İzale-i Şuyu Davasından Feragat Sık Sorulan Sorular
Davadan feragat, davanın kesin olarak bitmesi anlamına mı gelir?
Hayır. İzale-i şuyu davalarında, davacının feragati tek başına davayı kesin olarak bitirmez. Davalıların davayı sürdürmek istemesi halinde yargılamaya devam edilir.
Feragat beyanı nasıl yapılır?
HMK’ya göre feragat, yazılı dilekçeyle veya duruşmada sözlü beyanla yapılabilir. Vekil aracılığıyla yapılacaksa, vekilin özel olarak feragat yetkisi bulunmalıdır.
Temyiz aşamasında feragatin sonucu nedir?
Yargıtay yerleşik kararlarına göre, temyiz safhasında İzale-i Şuyu Davasından Feragat söz konusu olursa karar bozulur ve dosya yerel mahkemeye gönderilir.

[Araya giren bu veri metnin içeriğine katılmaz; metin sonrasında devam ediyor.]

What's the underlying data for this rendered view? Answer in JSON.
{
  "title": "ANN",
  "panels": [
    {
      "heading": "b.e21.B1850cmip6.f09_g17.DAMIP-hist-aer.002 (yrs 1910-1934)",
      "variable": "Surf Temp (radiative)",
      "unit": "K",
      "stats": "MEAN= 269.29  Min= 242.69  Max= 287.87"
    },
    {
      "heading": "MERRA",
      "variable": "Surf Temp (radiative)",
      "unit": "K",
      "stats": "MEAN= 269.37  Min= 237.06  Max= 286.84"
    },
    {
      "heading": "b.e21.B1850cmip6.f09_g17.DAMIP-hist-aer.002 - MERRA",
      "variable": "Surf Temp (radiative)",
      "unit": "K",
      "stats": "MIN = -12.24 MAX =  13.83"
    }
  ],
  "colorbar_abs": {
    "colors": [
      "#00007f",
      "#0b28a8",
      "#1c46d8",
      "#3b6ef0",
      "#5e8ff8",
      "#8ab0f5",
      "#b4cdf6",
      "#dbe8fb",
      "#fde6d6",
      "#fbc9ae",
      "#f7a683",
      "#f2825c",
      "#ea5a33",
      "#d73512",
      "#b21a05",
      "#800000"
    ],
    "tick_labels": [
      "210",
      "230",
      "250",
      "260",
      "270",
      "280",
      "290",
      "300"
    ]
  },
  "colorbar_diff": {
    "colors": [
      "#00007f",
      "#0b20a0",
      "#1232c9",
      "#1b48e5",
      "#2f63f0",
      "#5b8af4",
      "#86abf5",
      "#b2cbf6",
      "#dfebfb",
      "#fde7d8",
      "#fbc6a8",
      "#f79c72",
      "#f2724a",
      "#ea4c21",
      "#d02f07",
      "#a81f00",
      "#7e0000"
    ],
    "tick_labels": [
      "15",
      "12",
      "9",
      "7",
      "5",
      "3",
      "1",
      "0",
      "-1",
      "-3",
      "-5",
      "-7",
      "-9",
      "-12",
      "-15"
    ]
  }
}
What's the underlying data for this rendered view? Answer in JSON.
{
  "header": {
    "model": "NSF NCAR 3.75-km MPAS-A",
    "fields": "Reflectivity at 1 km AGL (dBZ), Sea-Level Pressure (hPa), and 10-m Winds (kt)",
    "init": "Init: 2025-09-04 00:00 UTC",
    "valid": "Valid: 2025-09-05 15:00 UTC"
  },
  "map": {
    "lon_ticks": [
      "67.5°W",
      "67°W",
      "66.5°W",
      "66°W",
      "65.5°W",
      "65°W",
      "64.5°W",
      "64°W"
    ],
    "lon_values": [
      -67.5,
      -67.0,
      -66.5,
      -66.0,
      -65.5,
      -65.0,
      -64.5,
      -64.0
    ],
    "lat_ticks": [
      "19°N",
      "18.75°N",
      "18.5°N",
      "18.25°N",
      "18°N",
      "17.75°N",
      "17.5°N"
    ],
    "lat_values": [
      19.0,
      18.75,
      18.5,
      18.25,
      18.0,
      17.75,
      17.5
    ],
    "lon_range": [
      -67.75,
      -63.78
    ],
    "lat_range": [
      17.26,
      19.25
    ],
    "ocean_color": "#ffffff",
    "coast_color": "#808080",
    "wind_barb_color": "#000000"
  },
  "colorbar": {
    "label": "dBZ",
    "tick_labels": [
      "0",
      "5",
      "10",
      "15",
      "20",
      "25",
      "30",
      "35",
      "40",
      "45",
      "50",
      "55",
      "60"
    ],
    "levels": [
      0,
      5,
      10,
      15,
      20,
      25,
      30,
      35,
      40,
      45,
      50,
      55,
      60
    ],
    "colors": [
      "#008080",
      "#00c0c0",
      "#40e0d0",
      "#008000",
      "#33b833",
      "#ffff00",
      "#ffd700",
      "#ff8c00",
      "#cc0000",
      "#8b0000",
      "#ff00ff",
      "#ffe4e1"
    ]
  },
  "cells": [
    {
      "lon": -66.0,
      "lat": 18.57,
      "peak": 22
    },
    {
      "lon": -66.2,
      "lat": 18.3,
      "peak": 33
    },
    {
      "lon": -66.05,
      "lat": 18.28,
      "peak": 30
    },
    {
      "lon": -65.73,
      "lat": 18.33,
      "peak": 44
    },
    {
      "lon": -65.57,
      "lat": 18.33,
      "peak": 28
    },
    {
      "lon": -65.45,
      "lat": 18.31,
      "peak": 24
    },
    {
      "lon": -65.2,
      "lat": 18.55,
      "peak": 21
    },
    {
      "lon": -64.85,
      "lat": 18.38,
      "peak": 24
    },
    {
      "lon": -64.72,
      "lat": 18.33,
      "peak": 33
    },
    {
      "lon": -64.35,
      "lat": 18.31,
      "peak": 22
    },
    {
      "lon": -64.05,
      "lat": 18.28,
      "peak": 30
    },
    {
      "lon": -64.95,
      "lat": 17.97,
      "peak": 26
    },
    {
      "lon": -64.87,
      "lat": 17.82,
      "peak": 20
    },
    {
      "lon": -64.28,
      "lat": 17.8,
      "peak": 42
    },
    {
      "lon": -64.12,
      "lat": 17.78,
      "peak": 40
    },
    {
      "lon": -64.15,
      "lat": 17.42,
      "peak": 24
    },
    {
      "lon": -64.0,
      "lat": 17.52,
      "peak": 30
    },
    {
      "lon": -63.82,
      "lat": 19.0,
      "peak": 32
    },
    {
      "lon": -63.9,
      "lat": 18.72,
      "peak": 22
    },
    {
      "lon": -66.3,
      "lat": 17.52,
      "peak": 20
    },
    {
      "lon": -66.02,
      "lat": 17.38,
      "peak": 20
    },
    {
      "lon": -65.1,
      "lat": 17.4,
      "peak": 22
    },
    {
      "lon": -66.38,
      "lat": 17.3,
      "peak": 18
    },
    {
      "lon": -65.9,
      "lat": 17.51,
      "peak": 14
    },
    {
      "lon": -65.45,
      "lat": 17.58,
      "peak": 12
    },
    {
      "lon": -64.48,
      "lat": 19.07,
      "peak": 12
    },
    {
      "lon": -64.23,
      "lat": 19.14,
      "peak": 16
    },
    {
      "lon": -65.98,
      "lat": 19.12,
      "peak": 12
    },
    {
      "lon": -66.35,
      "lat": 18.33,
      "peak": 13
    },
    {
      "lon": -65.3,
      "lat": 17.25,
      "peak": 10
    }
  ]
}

Burada, feragat hakkında yeni bir hüküm kurulması sağlanır.
Davadan feragat ve temyiz isteğinden vazgeçme arasındaki fark nedir?
Feragat, davanın esasından vazgeçme anlamına gelir ve hükmün bozulması gerektiğini doğurur. Temyizden vazgeçme ise sadece temyiz talebinin geri çekilmesi olup, dilekçenin reddiyle sonuçlanır.
Feragat için karşı tarafın onayına gerek var mı?
Hayır. Feragat, tek taraflı bir hukuki işlemdir. Davalıların onay veya kabul beyanları aranmaz. Ancak davalılar, dava konusu taşınmazın ortaklığının giderilmesi talebini sürdürmek isterse yargılama devam eder.